The Symphony Hall audience greeted violinist Itzhak Perlman with the sort of fervent reception that made it clear that Perlman was an old friend and a welcome guest. Perlman, who was appearing as part of the Celebrity Series of Boston, seemed to understand this well, and gave a relaxed and eloquent, if not always profound, performance.
The program was entirely Romantic, and nearly all Austro-Germanic. This is Perlman’s comfort zone, but also the genre of music in which his impassioned line is most effective.
Unfortunately, these pieces generally require equal participation from pianist and violinist. Perlman’s partner, Rohan de Silva, was curiously not up to par in the first part of the concert, sounding hesitant in Schubert’s assertive chords in the Rondeau brillant and shapeless in the first movement of Brahms’s Violin Sonata No. 2. The result was that Brahms’s counterpoint sounded like snatches of an overheard conversation rather than a dialogue between partners.
Perlman emphasized the lyrical and virtuosic rather than the dramatic side Sunday, being declarative at sforzandos and fortissimos rather than forceful. Though always expressive, some of the pieces sounded less than fully fleshed-out interpretively — in particular the three Hungarian Dances, in which the sharp alternations of tempo and mood were missing.
It was the second movement of Brahms’ sonata in which Perlman’s involvement in the music was most keenly evidenced.
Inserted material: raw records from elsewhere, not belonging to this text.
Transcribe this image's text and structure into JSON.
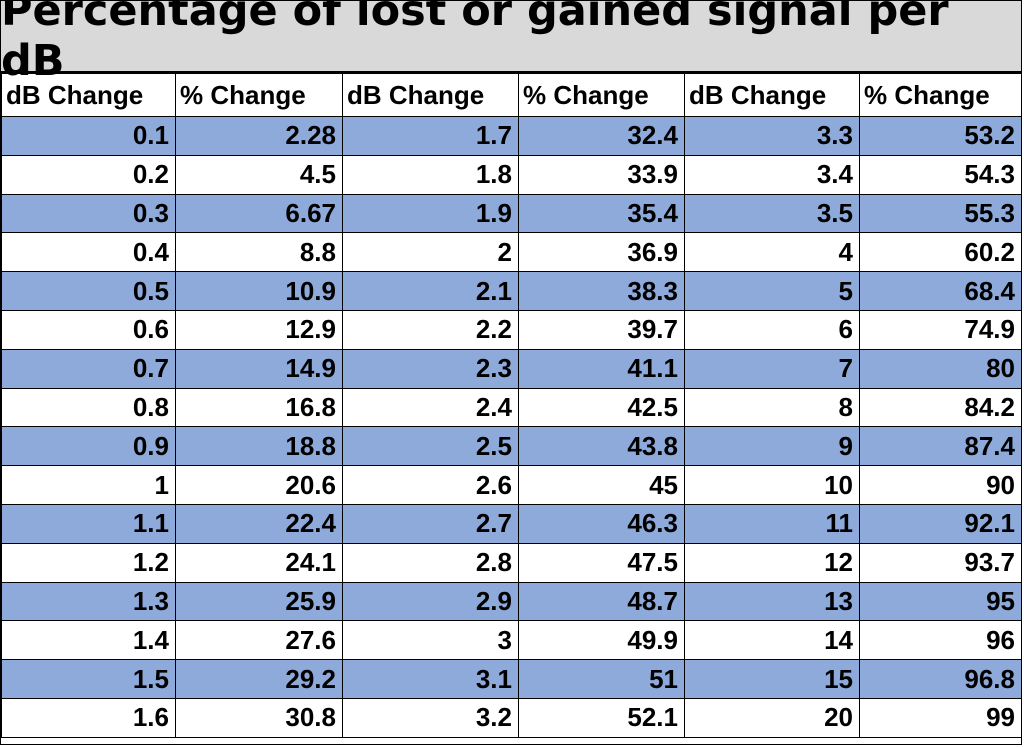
{
  "title": "Percentage of lost or gained signal per dB",
  "headers": [
    "dB Change",
    "% Change",
    "dB Change",
    "% Change",
    "dB Change",
    "% Change"
  ],
  "band_color": "#8eaadb",
  "header_bg": "#d9d9d9",
  "rows": [
    [
      "0.1",
      "2.28",
      "1.7",
      "32.4",
      "3.3",
      "53.2"
    ],
    [
      "0.2",
      "4.5",
      "1.8",
      "33.9",
      "3.4",
      "54.3"
    ],
    [
      "0.3",
      "6.67",
      "1.9",
      "35.4",
      "3.5",
      "55.3"
    ],
    [
      "0.4",
      "8.8",
      "2",
      "36.9",
      "4",
      "60.2"
    ],
    [
      "0.5",
      "10.9",
      "2.1",
      "38.3",
      "5",
      "68.4"
    ],
    [
      "0.6",
      "12.9",
      "2.2",
      "39.7",
      "6",
      "74.9"
    ],
    [
      "0.7",
      "14.9",
      "2.3",
      "41.1",
      "7",
      "80"
    ],
    [
      "0.8",
      "16.8",
      "2.4",
      "42.5",
      "8",
      "84.2"
    ],
    [
      "0.9",
      "18.8",
      "2.5",
      "43.8",
      "9",
      "87.4"
    ],
    [
      "1",
      "20.6",
      "2.6",
      "45",
      "10",
      "90"
    ],
    [
      "1.1",
      "22.4",
      "2.7",
      "46.3",
      "11",
      "92.1"
    ],
    [
      "1.2",
      "24.1",
      "2.8",
      "47.5",
      "12",
      "93.7"
    ],
    [
      "1.3",
      "25.9",
      "2.9",
      "48.7",
      "13",
      "95"
    ],
    [
      "1.4",
      "27.6",
      "3",
      "49.9",
      "14",
      "96"
    ],
    [
      "1.5",
      "29.2",
      "3.1",
      "51",
      "15",
      "96.8"
    ],
    [
      "1.6",
      "30.8",
      "3.2",
      "52.1",
      "20",
      "99"
    ]
  ]
}
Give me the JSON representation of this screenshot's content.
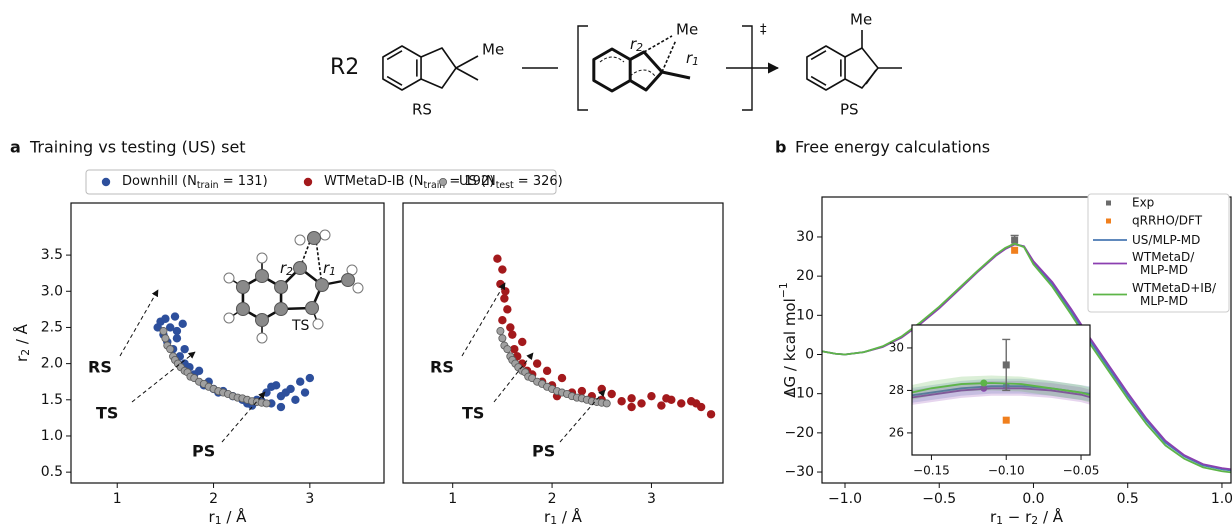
{
  "scheme": {
    "label": "R2",
    "reactant": {
      "name": "RS",
      "substituent": "Me"
    },
    "ts": {
      "symbol": "‡",
      "substituent": "Me",
      "bonds": [
        [
          "r",
          "2"
        ],
        [
          "r",
          "1"
        ]
      ]
    },
    "product": {
      "name": "PS",
      "substituent": "Me"
    }
  },
  "chart_data": [
    {
      "type": "scatter",
      "panel": "a",
      "title": "Training vs testing (US) set",
      "xlabel": [
        "r",
        "1",
        " / Å"
      ],
      "ylabel": [
        "r",
        "2",
        " / Å"
      ],
      "xlim": [
        0.52,
        3.77
      ],
      "ylim": [
        0.35,
        4.22
      ],
      "xticks": [
        1,
        2,
        3
      ],
      "yticks": [
        0.5,
        {
          "value": 1,
          "label": "1.0"
        },
        1.5,
        {
          "value": 2,
          "label": "2.0"
        },
        2.5,
        {
          "value": 3,
          "label": "3.0"
        },
        3.5
      ],
      "inset_label": "TS",
      "inset_bonds": [
        [
          "r",
          "2"
        ],
        [
          "r",
          "1"
        ]
      ],
      "annotations": [
        "RS",
        "TS",
        "PS"
      ],
      "series": [
        {
          "name": [
            "Downhill (N",
            "train",
            " = 131)"
          ],
          "color": "#2d4f9c",
          "x": [
            1.42,
            1.45,
            1.48,
            1.5,
            1.52,
            1.55,
            1.58,
            1.6,
            1.62,
            1.65,
            1.68,
            1.7,
            1.75,
            1.8,
            1.85,
            1.9,
            1.95,
            2.0,
            2.05,
            2.1,
            2.2,
            2.3,
            2.35,
            2.4,
            2.45,
            2.5,
            2.55,
            2.6,
            2.65,
            2.7,
            2.75,
            2.8,
            2.85,
            2.9,
            2.95,
            3.0,
            1.62,
            1.7,
            2.6,
            2.7
          ],
          "values": [
            2.5,
            2.58,
            2.4,
            2.62,
            2.3,
            2.5,
            2.2,
            2.65,
            2.35,
            2.1,
            2.55,
            2.0,
            1.95,
            1.85,
            1.9,
            1.7,
            1.75,
            1.65,
            1.6,
            1.62,
            1.55,
            1.5,
            1.45,
            1.42,
            1.5,
            1.48,
            1.6,
            1.45,
            1.7,
            1.55,
            1.6,
            1.65,
            1.5,
            1.75,
            1.6,
            1.8,
            2.45,
            2.2,
            1.68,
            1.4
          ]
        },
        {
          "name": [
            "US (N",
            "test",
            " = 326)"
          ],
          "color": "#a0a0a0",
          "edgecolor": "#5a5a5a",
          "x": [
            1.48,
            1.5,
            1.52,
            1.55,
            1.58,
            1.6,
            1.63,
            1.66,
            1.7,
            1.73,
            1.76,
            1.8,
            1.85,
            1.9,
            1.95,
            2.0,
            2.05,
            2.1,
            2.15,
            2.2,
            2.25,
            2.3,
            2.35,
            2.4,
            2.45,
            2.5,
            2.55
          ],
          "values": [
            2.45,
            2.35,
            2.25,
            2.2,
            2.1,
            2.05,
            2.0,
            1.95,
            1.9,
            1.88,
            1.82,
            1.8,
            1.75,
            1.72,
            1.68,
            1.65,
            1.62,
            1.6,
            1.58,
            1.55,
            1.53,
            1.52,
            1.5,
            1.48,
            1.47,
            1.46,
            1.45
          ]
        }
      ]
    },
    {
      "type": "scatter",
      "xlabel": [
        "r",
        "1",
        " / Å"
      ],
      "xlim": [
        0.5,
        3.72
      ],
      "ylim": [
        0.35,
        4.22
      ],
      "xticks": [
        1,
        2,
        3
      ],
      "annotations": [
        "RS",
        "TS",
        "PS"
      ],
      "series": [
        {
          "name": [
            "WTMetaD-IB (N",
            "train",
            " = 192)"
          ],
          "color": "#a3191c",
          "x": [
            1.45,
            1.5,
            1.48,
            1.52,
            1.55,
            1.5,
            1.58,
            1.6,
            1.53,
            1.62,
            1.65,
            1.7,
            1.75,
            1.8,
            1.85,
            1.9,
            2.0,
            2.1,
            2.2,
            2.3,
            2.4,
            2.5,
            2.6,
            2.7,
            2.8,
            2.9,
            3.0,
            3.1,
            3.2,
            3.3,
            3.4,
            3.5,
            3.6,
            1.95,
            2.05,
            2.5,
            2.8,
            3.15,
            3.45,
            1.7
          ],
          "values": [
            3.45,
            3.3,
            3.1,
            2.9,
            2.75,
            2.6,
            2.5,
            2.4,
            3.0,
            2.2,
            2.1,
            2.0,
            1.9,
            1.85,
            2.0,
            1.75,
            1.7,
            1.8,
            1.6,
            1.62,
            1.55,
            1.5,
            1.58,
            1.48,
            1.52,
            1.45,
            1.55,
            1.42,
            1.5,
            1.45,
            1.48,
            1.4,
            1.3,
            1.9,
            1.55,
            1.65,
            1.4,
            1.52,
            1.45,
            2.3
          ]
        },
        {
          "color": "#a0a0a0",
          "edgecolor": "#5a5a5a",
          "x": [
            1.48,
            1.5,
            1.52,
            1.55,
            1.58,
            1.6,
            1.63,
            1.66,
            1.7,
            1.73,
            1.76,
            1.8,
            1.85,
            1.9,
            1.95,
            2.0,
            2.05,
            2.1,
            2.15,
            2.2,
            2.25,
            2.3,
            2.35,
            2.4,
            2.45,
            2.5,
            2.55
          ],
          "values": [
            2.45,
            2.35,
            2.25,
            2.2,
            2.1,
            2.05,
            2.0,
            1.95,
            1.9,
            1.88,
            1.82,
            1.8,
            1.75,
            1.72,
            1.68,
            1.65,
            1.62,
            1.6,
            1.58,
            1.55,
            1.53,
            1.52,
            1.5,
            1.48,
            1.47,
            1.46,
            1.45
          ]
        }
      ]
    },
    {
      "type": "line",
      "panel": "b",
      "title": "Free energy calculations",
      "xlabel": [
        "r",
        "1",
        " − r",
        "2",
        " / Å"
      ],
      "ylabel": [
        "ΔG / kcal mol",
        "−1"
      ],
      "xlim": [
        -1.122,
        1.048
      ],
      "ylim": [
        -32.8,
        40.2
      ],
      "xticks": [
        {
          "value": -1,
          "label": "−1.0"
        },
        {
          "value": -0.5,
          "label": "−0.5"
        },
        {
          "value": 0,
          "label": "0.0"
        },
        0.5,
        {
          "value": 1,
          "label": "1.0"
        }
      ],
      "yticks": [
        {
          "value": -30,
          "label": "−30"
        },
        {
          "value": -20,
          "label": "−20"
        },
        {
          "value": -10,
          "label": "−10"
        },
        0,
        10,
        20,
        30
      ],
      "x": [
        -1.12,
        -1.05,
        -1.0,
        -0.9,
        -0.8,
        -0.7,
        -0.6,
        -0.5,
        -0.4,
        -0.3,
        -0.2,
        -0.15,
        -0.1,
        -0.05,
        0.0,
        0.1,
        0.2,
        0.3,
        0.4,
        0.5,
        0.6,
        0.7,
        0.8,
        0.9,
        1.0,
        1.05
      ],
      "series": [
        {
          "name": "Exp",
          "color": "#6b6b6b",
          "marker": "square",
          "x": [
            -0.1
          ],
          "values": [
            29.2
          ],
          "error": [
            1.2
          ]
        },
        {
          "name": "qRRHO/DFT",
          "color": "#f07f1d",
          "marker": "square",
          "x": [
            -0.1
          ],
          "values": [
            26.6
          ]
        },
        {
          "name": [
            "US/MLP-MD"
          ],
          "color": "#4a78b3",
          "values": [
            0.8,
            0.2,
            0.0,
            0.6,
            2.0,
            4.5,
            8.0,
            12.0,
            16.5,
            21.0,
            25.3,
            27.0,
            28.2,
            27.6,
            23.5,
            18.0,
            11.0,
            3.5,
            -3.5,
            -10.5,
            -17.0,
            -22.5,
            -26.0,
            -28.3,
            -29.3,
            -29.6
          ]
        },
        {
          "name": [
            "WTMetaD/",
            "MLP-MD"
          ],
          "color": "#8b3fb0",
          "values": [
            0.8,
            0.2,
            0.0,
            0.6,
            1.9,
            4.3,
            7.8,
            11.8,
            16.3,
            20.9,
            25.2,
            26.9,
            28.1,
            27.6,
            23.8,
            18.5,
            11.6,
            4.2,
            -2.8,
            -9.8,
            -16.4,
            -22.0,
            -25.7,
            -28.0,
            -29.0,
            -29.3
          ]
        },
        {
          "name": [
            "WTMetaD+IB/",
            "MLP-MD"
          ],
          "color": "#5db548",
          "values": [
            0.8,
            0.2,
            0.0,
            0.6,
            2.1,
            4.6,
            8.2,
            12.2,
            16.7,
            21.2,
            25.5,
            27.2,
            28.3,
            27.4,
            23.0,
            17.3,
            10.2,
            2.7,
            -4.3,
            -11.3,
            -17.8,
            -23.2,
            -26.6,
            -28.8,
            -29.8,
            -30.1
          ]
        }
      ]
    },
    {
      "type": "line",
      "xlim": [
        -0.163,
        -0.044
      ],
      "ylim": [
        24.96,
        31.08
      ],
      "xticks": [
        {
          "value": -0.15,
          "label": "−0.15"
        },
        {
          "value": -0.1,
          "label": "−0.10"
        },
        {
          "value": -0.05,
          "label": "−0.05"
        }
      ],
      "yticks": [
        26,
        28,
        30
      ],
      "x": [
        -0.17,
        -0.15,
        -0.13,
        -0.11,
        -0.09,
        -0.07,
        -0.05,
        -0.04
      ],
      "series": [
        {
          "color": "#4a78b3",
          "uncertainty": 0.35,
          "peak_x": -0.1,
          "peak_y": 28.2,
          "values": [
            27.7,
            27.9,
            28.1,
            28.2,
            28.2,
            28.1,
            27.9,
            27.8
          ]
        },
        {
          "color": "#8b3fb0",
          "uncertainty": 0.35,
          "peak_x": -0.115,
          "peak_y": 28.1,
          "values": [
            27.6,
            27.8,
            28.0,
            28.1,
            28.1,
            28.0,
            27.8,
            27.6
          ]
        },
        {
          "color": "#5db548",
          "uncertainty": 0.35,
          "peak_x": -0.115,
          "peak_y": 28.35,
          "values": [
            27.8,
            28.1,
            28.3,
            28.35,
            28.3,
            28.1,
            27.9,
            27.7
          ]
        },
        {
          "color": "#6b6b6b",
          "marker": "square",
          "x": [
            -0.1
          ],
          "values": [
            29.2
          ],
          "error": [
            1.2
          ]
        },
        {
          "color": "#f07f1d",
          "marker": "square",
          "x": [
            -0.1
          ],
          "values": [
            26.6
          ]
        }
      ]
    }
  ]
}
The violinist managed to link the alternating Vivace and Andante sections in a seamless, somewhat melancholy mood, binding the pizzicato into the same line as Brahms’ singing legato. Perlman’s playing was most expressive here, coloring each note in the expansive melody, taking care to change notes with intention, sometimes incisively, other times with portamento.
If the Brahms showed Perlman at his expressive best, Saint-Saens Violin Sonata No. 1 after intermission, was virtuosic playing par excellence. Here, de Silva seemed finally to hit his stride as well and the two men did full justice to the Adagio and breezed with ease through the fiendish virtuosic sections of the finale.
After the Saint-Saens, the violinist’s standard encore section seemed at times more devoted to personality than music. Perlman talked and joked with the receptive audience, which gave consistent ovations to each selection. His choice of six pieces were short, mostly virtuosic, and, for some, familiar (one poached from the well-known Suzuki Method’s collection). These baubles would have disappointed listeners expecting more musical weight, but the Celebrity Series audience appeared well satisfied.
Angelo Mao is a graduate student at Harvard, studying bioengineering.